Accessing UNIX System Services Files

Overview of UNIX System Services

IBM's UNIX System Services (USS) implements a directory-based file system that is very similar to the file systems that are used in UNIX. SAS software under z/OS enables you to read and write UNIX System Services files and to pipe data between SAS and UNIX System Services commands. For information about USS terminology, see HFS, UFS, and zFS Terminology.

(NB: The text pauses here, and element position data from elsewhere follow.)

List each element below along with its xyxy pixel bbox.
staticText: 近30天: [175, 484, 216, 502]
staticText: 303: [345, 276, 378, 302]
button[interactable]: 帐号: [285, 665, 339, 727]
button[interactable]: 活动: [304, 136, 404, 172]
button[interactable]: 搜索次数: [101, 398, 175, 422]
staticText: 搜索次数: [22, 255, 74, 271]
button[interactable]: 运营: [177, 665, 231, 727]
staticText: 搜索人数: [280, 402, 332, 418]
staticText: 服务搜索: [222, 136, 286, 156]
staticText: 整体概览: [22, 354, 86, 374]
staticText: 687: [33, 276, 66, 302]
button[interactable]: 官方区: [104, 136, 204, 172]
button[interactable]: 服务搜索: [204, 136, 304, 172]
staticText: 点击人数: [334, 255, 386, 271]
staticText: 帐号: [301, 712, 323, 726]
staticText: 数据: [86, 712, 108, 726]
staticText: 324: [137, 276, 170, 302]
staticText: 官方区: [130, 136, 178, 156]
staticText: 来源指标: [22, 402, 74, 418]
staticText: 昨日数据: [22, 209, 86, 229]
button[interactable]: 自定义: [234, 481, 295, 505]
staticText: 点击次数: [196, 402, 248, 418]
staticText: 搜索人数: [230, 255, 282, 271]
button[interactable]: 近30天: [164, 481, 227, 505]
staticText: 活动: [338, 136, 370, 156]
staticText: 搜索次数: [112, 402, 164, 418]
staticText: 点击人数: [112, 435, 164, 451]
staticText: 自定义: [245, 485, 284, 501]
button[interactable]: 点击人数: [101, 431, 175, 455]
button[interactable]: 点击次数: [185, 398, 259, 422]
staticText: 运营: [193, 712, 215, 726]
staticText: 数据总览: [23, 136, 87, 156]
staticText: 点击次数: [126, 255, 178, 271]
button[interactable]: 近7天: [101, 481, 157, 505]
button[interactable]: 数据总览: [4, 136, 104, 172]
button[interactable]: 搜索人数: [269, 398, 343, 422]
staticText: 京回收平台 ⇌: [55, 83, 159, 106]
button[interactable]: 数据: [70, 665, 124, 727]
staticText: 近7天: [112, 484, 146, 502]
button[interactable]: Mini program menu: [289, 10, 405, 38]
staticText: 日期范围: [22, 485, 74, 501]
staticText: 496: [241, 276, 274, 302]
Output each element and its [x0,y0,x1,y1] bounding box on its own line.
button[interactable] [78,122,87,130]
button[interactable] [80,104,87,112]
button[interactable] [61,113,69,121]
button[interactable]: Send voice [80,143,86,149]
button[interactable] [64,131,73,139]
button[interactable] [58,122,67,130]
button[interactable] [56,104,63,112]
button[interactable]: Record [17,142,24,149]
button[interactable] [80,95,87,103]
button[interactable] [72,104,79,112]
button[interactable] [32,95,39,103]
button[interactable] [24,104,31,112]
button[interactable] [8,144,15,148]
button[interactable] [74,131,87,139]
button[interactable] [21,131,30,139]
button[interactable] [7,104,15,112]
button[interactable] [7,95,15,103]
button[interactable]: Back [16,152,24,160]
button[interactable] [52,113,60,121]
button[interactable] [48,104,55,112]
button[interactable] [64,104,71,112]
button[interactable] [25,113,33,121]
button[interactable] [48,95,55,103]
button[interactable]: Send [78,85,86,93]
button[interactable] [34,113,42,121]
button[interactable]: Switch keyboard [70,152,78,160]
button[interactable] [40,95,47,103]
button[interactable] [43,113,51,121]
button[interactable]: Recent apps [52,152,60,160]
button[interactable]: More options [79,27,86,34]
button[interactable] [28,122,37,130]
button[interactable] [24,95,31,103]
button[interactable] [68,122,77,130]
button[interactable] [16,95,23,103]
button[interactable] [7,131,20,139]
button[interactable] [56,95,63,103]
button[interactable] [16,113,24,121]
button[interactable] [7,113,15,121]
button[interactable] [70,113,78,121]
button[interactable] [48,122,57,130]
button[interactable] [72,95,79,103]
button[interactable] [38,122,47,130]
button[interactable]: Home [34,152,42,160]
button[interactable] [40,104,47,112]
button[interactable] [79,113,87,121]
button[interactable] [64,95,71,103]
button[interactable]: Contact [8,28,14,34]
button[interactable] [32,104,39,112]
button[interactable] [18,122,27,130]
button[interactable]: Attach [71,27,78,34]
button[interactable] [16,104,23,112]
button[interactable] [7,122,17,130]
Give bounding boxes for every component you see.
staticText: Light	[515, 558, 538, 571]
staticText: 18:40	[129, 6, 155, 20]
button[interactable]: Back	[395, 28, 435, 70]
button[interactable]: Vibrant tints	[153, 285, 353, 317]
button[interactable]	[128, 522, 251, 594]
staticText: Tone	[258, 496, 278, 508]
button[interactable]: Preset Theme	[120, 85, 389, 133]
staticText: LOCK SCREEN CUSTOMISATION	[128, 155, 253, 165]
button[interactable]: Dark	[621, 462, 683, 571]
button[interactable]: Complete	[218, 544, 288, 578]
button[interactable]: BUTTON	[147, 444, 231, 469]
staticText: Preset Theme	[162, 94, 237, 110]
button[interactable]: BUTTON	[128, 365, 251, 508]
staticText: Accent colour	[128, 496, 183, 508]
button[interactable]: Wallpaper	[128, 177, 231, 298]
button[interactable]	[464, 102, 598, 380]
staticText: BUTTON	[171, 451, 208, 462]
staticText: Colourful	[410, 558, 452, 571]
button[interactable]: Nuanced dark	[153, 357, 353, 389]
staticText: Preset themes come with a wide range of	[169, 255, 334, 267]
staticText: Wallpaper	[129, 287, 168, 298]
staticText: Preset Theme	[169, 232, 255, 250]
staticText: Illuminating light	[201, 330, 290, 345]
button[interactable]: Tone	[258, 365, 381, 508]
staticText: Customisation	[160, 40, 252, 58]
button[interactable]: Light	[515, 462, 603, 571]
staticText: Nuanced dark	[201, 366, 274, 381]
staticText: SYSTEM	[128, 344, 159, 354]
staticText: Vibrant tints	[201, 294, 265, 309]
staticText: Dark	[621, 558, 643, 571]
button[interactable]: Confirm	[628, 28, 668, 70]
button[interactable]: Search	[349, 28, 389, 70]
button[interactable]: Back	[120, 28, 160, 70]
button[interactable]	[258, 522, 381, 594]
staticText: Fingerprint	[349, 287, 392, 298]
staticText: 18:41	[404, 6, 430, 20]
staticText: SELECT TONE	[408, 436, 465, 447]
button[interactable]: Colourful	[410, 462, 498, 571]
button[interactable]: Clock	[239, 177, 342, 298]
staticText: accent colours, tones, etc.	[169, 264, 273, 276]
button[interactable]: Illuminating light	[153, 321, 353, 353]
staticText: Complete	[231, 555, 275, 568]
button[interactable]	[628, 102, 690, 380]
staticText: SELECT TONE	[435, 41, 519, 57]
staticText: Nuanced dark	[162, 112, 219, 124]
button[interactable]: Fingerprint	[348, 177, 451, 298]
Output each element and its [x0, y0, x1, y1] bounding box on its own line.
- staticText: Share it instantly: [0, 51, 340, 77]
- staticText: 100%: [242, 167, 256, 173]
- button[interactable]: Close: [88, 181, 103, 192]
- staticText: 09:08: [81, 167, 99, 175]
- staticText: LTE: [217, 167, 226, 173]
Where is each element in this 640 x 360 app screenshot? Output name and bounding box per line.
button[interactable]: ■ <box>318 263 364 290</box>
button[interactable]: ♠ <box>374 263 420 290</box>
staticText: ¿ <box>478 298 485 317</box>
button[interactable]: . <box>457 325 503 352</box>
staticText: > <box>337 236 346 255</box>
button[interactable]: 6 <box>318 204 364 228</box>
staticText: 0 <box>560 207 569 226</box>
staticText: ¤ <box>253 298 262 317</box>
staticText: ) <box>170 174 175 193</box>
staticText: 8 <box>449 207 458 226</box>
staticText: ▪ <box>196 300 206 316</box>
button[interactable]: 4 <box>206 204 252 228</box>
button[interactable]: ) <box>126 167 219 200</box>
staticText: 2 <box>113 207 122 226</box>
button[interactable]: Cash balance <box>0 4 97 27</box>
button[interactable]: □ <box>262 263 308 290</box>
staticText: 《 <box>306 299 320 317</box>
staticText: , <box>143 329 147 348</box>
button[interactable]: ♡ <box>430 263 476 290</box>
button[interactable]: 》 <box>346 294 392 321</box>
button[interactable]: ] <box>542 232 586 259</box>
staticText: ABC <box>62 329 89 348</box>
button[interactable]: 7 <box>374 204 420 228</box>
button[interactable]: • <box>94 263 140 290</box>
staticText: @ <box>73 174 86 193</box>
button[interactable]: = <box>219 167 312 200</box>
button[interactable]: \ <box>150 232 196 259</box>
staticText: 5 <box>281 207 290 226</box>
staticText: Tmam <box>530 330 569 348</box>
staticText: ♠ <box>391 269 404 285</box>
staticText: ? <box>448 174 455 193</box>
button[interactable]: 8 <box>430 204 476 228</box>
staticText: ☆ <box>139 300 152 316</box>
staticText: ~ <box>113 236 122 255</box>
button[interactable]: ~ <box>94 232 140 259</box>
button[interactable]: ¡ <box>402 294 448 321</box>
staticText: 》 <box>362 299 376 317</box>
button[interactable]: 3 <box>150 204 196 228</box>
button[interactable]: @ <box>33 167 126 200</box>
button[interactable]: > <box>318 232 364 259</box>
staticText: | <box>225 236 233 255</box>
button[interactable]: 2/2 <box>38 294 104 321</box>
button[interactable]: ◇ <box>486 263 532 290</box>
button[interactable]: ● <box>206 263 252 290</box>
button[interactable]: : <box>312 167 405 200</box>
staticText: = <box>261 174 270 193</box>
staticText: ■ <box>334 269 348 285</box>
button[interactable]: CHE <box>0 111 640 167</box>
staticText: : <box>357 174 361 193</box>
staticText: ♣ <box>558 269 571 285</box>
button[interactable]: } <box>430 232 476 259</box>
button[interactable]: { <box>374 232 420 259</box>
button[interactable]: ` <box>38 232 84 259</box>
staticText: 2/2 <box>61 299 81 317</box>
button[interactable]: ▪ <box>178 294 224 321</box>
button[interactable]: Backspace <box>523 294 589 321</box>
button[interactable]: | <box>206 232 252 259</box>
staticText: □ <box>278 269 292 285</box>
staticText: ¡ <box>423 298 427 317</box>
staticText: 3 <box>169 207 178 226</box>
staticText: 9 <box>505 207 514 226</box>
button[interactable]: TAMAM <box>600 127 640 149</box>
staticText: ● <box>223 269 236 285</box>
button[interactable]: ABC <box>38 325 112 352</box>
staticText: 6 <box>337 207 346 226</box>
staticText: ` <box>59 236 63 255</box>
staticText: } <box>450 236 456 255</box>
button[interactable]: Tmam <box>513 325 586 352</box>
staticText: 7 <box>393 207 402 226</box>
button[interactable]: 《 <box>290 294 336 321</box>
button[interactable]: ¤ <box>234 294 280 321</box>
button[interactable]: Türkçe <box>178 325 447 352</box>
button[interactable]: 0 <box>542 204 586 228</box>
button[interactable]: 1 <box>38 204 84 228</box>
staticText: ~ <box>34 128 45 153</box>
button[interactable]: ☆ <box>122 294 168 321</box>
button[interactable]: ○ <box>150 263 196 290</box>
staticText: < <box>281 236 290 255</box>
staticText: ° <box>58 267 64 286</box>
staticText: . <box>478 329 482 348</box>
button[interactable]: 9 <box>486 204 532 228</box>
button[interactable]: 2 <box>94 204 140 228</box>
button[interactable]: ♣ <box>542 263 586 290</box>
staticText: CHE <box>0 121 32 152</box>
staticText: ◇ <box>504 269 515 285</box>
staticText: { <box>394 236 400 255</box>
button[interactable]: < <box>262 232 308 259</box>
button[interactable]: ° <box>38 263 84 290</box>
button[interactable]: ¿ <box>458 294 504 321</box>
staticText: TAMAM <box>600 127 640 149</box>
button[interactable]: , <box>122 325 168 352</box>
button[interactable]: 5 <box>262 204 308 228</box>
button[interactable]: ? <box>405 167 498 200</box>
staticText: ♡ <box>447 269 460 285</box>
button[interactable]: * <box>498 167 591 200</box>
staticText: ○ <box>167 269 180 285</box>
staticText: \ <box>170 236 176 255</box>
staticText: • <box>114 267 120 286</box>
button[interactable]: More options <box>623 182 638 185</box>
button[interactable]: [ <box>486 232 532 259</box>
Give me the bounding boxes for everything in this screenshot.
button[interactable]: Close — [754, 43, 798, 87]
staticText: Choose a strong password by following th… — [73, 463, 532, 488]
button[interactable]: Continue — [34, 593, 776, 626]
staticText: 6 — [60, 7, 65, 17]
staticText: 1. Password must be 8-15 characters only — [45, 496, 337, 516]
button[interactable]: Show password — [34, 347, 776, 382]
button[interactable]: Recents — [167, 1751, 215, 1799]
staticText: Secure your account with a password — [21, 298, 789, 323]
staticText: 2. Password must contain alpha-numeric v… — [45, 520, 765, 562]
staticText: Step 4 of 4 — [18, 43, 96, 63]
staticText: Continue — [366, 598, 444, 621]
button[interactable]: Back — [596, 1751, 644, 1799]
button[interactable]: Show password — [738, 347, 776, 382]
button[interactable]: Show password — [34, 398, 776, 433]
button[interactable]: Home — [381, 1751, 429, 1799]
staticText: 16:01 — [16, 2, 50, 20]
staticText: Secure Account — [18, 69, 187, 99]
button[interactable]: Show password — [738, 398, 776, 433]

Allocating UNIX System Services Files

You can allocate a UNIX System Services file either externally (using a JCL DD statement or the TSO ALLOCATE command) or internally (using the SAS FILENAME statement or FILENAME function). For information about allocating USS files externally, see your IBM documentation.
There are four ways to specify that a file is in USS when you use the FILENAME statement or FILENAME function:
  • Include a slash or tilde in the pathname:
    filename input1 '/u/sasusr/data/testset.dat';
    filename input2 '~/data/testset2.dat';
  • Specify HFS (for hierarchical file system) as the file type:
    filename input hfs 'testset.dat';
  • Specify HFS as the file prefix:
    filename input 'HFS:testset.dat';
  • Rely on the setting of the FILESYSTEM= system option:
    options filesystem=HFS;
    filename 'testset.dat';
You can also use these specifications in combination. For example, you can specify the USS file type and use a slash in the pathname.
If you do not specify the entire pathname of a USS file, then the directory component of the pathname is the working directory that was current when the file was allocated, not when the fileref is used. For example, if your working directory was
/usr/local/sasusr
when you allocated the file, then the following FILENAME statement associates the INPUT fileref with the following path:
/usr/local/sasusr/testset.dat
filename input hfs 'testset.dat';
If you change your current working directory to
/usr/local/sasusr/testdata
then the FILENAME statement still refers to
/usr/local/sasusr/testset.dat
not to
/usr/local/sasusr/testdata/testset.dat:
infile input;

Allocating a UNIX System Services Directory

To allocate a USS directory, create the directory if necessary, and then allocate the directory using any standard method, such as a JCL DD statement, a TSO ALLOCATE command, or a FILENAME statement (as shown in Allocating UNIX System Services Files).
To open a particular file in a directory for input or output, you must specify the filename in the SAS INFILE or FILE statement, as described in Accessing a Particular File in a UNIX System Services Directory.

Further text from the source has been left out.